One of the biggest work related issues today is time in the workplace. Everyone, it seems, is doing the work of two or three people and there just isn’t enough time. I blame computers.
Far from saving time at work as they were promised to do, there are more reports to run, emails to send and answer, and memo’s—lots and lots of memo’s. Computers make them all easier to generate and to send in large numbers.
Then there’s the matter of computers replacing people in the workplace—the disappearance of those people only means more work for those who are still around, and that’s you.
How are you finding the time to get all of your work done without having to bring it home or put in extra hours in the office? If it isn’t going too well right now, here are some suggestions to save you some time–and here are even more.
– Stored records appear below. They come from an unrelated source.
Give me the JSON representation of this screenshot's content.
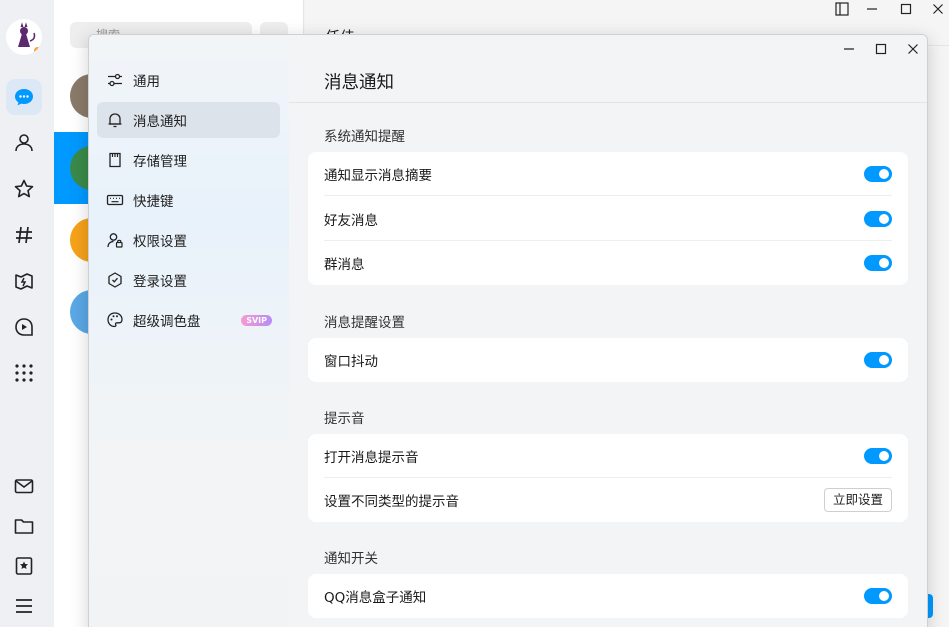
{
  "chat_list": {
    "search_placeholder": "搜索"
  },
  "chat_header": {
    "title": "任佳"
  },
  "settings": {
    "nav": [
      {
        "label": "通用",
        "icon": "sliders-icon"
      },
      {
        "label": "消息通知",
        "icon": "bell-icon",
        "active": true
      },
      {
        "label": "存储管理",
        "icon": "storage-icon"
      },
      {
        "label": "快捷键",
        "icon": "keyboard-icon"
      },
      {
        "label": "权限设置",
        "icon": "user-lock-icon"
      },
      {
        "label": "登录设置",
        "icon": "shield-hex-icon"
      },
      {
        "label": "超级调色盘",
        "icon": "palette-icon",
        "badge": "SVIP"
      }
    ],
    "page_title": "消息通知",
    "sections": [
      {
        "title": "系统通知提醒",
        "rows": [
          {
            "label": "通知显示消息摘要",
            "control": "toggle",
            "on": true
          },
          {
            "label": "好友消息",
            "control": "toggle",
            "on": true
          },
          {
            "label": "群消息",
            "control": "toggle",
            "on": true
          }
        ]
      },
      {
        "title": "消息提醒设置",
        "rows": [
          {
            "label": "窗口抖动",
            "control": "toggle",
            "on": true
          }
        ]
      },
      {
        "title": "提示音",
        "rows": [
          {
            "label": "打开消息提示音",
            "control": "toggle",
            "on": true
          },
          {
            "label": "设置不同类型的提示音",
            "control": "button",
            "button_label": "立即设置"
          }
        ]
      },
      {
        "title": "通知开关",
        "rows": [
          {
            "label": "QQ消息盒子通知",
            "control": "toggle",
            "on": true
          }
        ]
      }
    ]
  },
  "colors": {
    "accent": "#0099ff",
    "toggle_on": "#0099ff"
  }
}
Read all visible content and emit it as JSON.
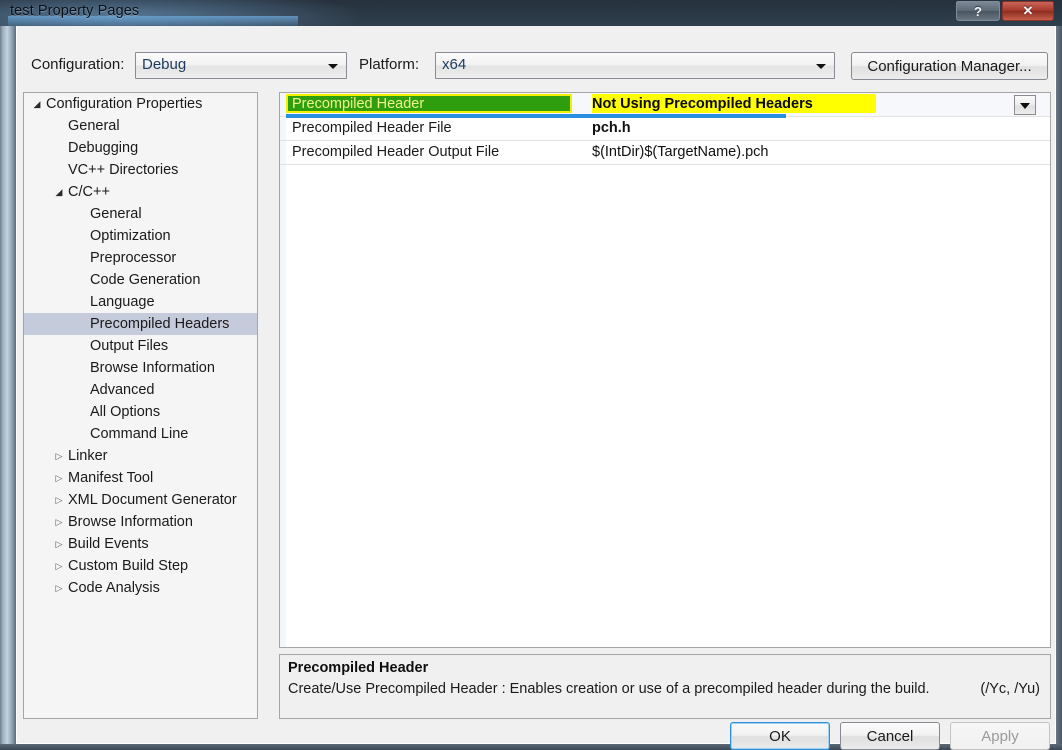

1. Prepare a daily “to do” list.
The most basic way to save time at work is to have a daily agenda. Each day when you come into work, you should have a list that tells you exactly what to do. Armed with such a list, you’re more likely to stick to doing the job you were hired for and less likely to become distracted.
In order for this to work you’ll have to do two things:
- Put serious effort into preparing the list, and
- Be fully committed to follow the list, even if you do get distracted.
On the preparation side, make up the list during quiet times. First thing in the morning is a good time to do this, but the night before, in the quiet of your home, is even better. List everything you need to do in checklist fashion, then check each task off as you complete it. Not only will that help organize your day, but it will also give you a written record of your daily progress.
2. Do the most important job first.
I had a teacher in fourth grade who always told us to do the easiest jobs first. With each task we completed, the list would be shorter and everything still left to do would seem easier. Sound good?
She was wrong.
That strategy is a recipe for creative avoidance, which is the process of busying ourselves with everything except what is most important.
We all have really important tasks we need to accomplish each day. It’s really easy to back away from doing those tasks because they’re usually unpleasant, time consuming or both. But that’s where your day should start. Do the most important job first every day, even if it’s the most difficult.
Not only will that keep your boss happy, but you’ll also find out that you’ll get more done once the big, ugly job is complete and your mind is free to concentrate on smaller stuff.
3. Delegate when, where and what you can.
This can be hard to do if you don’t have subordinates, and that may mean applying some creativity. To get you started, I can think of two ways to handle this:
- Do you have coworkers who seem to have some extra time on their hands? Or are better at doing certain jobs than you are? Try to work it out with either the coworker or your supervisor to get a better distribution of the work flow.
- Stress to your boss the importance of your core job responsibilities and make the case that you’ll be better able to complete those responsibilities if some of your other work is taken from you.
Sometimes just eliminating one or two responsibilities frees up enough time for you to complete your work in a timely fashion.
4. Regiment your day.
Allocate as much time as possible to complete your most important tasks. In order to make that happen, block out time to both receive and respond to emails, as well as to accept and return phone calls. You won’t be able to finish your most important tasks if you’re constantly being distracted by phone calls and emails, so you’ll need to clear the decks as much as you can.
Set up quiet time blocks for your most important jobs. These should correspond with the times of the day when your energy level and alertness are at their peak.
Discuss this approach with your supervisors. Not only do you want their approval, but you’ll probably need their support in the event that coworkers or other departments prefer not to recognize the new limits.
5. Avoid gossip sessions.
It’s often hard to avoid participating in these, especially when tensions are high over a recent development. But avoid them we must. Not only are gossip sessions disruptive to the office in general, but they’re a time waster for us individually in at least two ways:
- The time spent during the actual gossiping, and
- The mental distraction it causes.
By mental distraction, what I mean is that we become more involved in the issue at hand than we need to. In any group of people, be it a family, a church or an office, there’s always some “high drama” taking place. The drama gets even higher as more people participate in it, which is what we’re doing when we join gossip-type discussions.
That kind of activity can easily take your mind right off doing your job.
6. Become a proponent of shorter and less frequent meetings.
Some employers are meeting-obsessed; they call a meeting for the most inconsequential reasons. Ironically, one of the most frequent meeting topics is lack of productivity–which is the direct result of too many meetings. After all, you aren’t getting anything done when you’re sitting in a meeting. And if you have to go to several every week, the outcome is totally predictable.
Management is often oblivious to this correlation. If you’re in a company or department like this, my suggestion is to gently find ways to advocate for shorter and less frequent meetings. The less time you spend in meetings, the more time you’ll have to get your job done. And maybe that could be what you pitch to management.
Will any of these strategies save you time at work? Do you know of other ways that can work?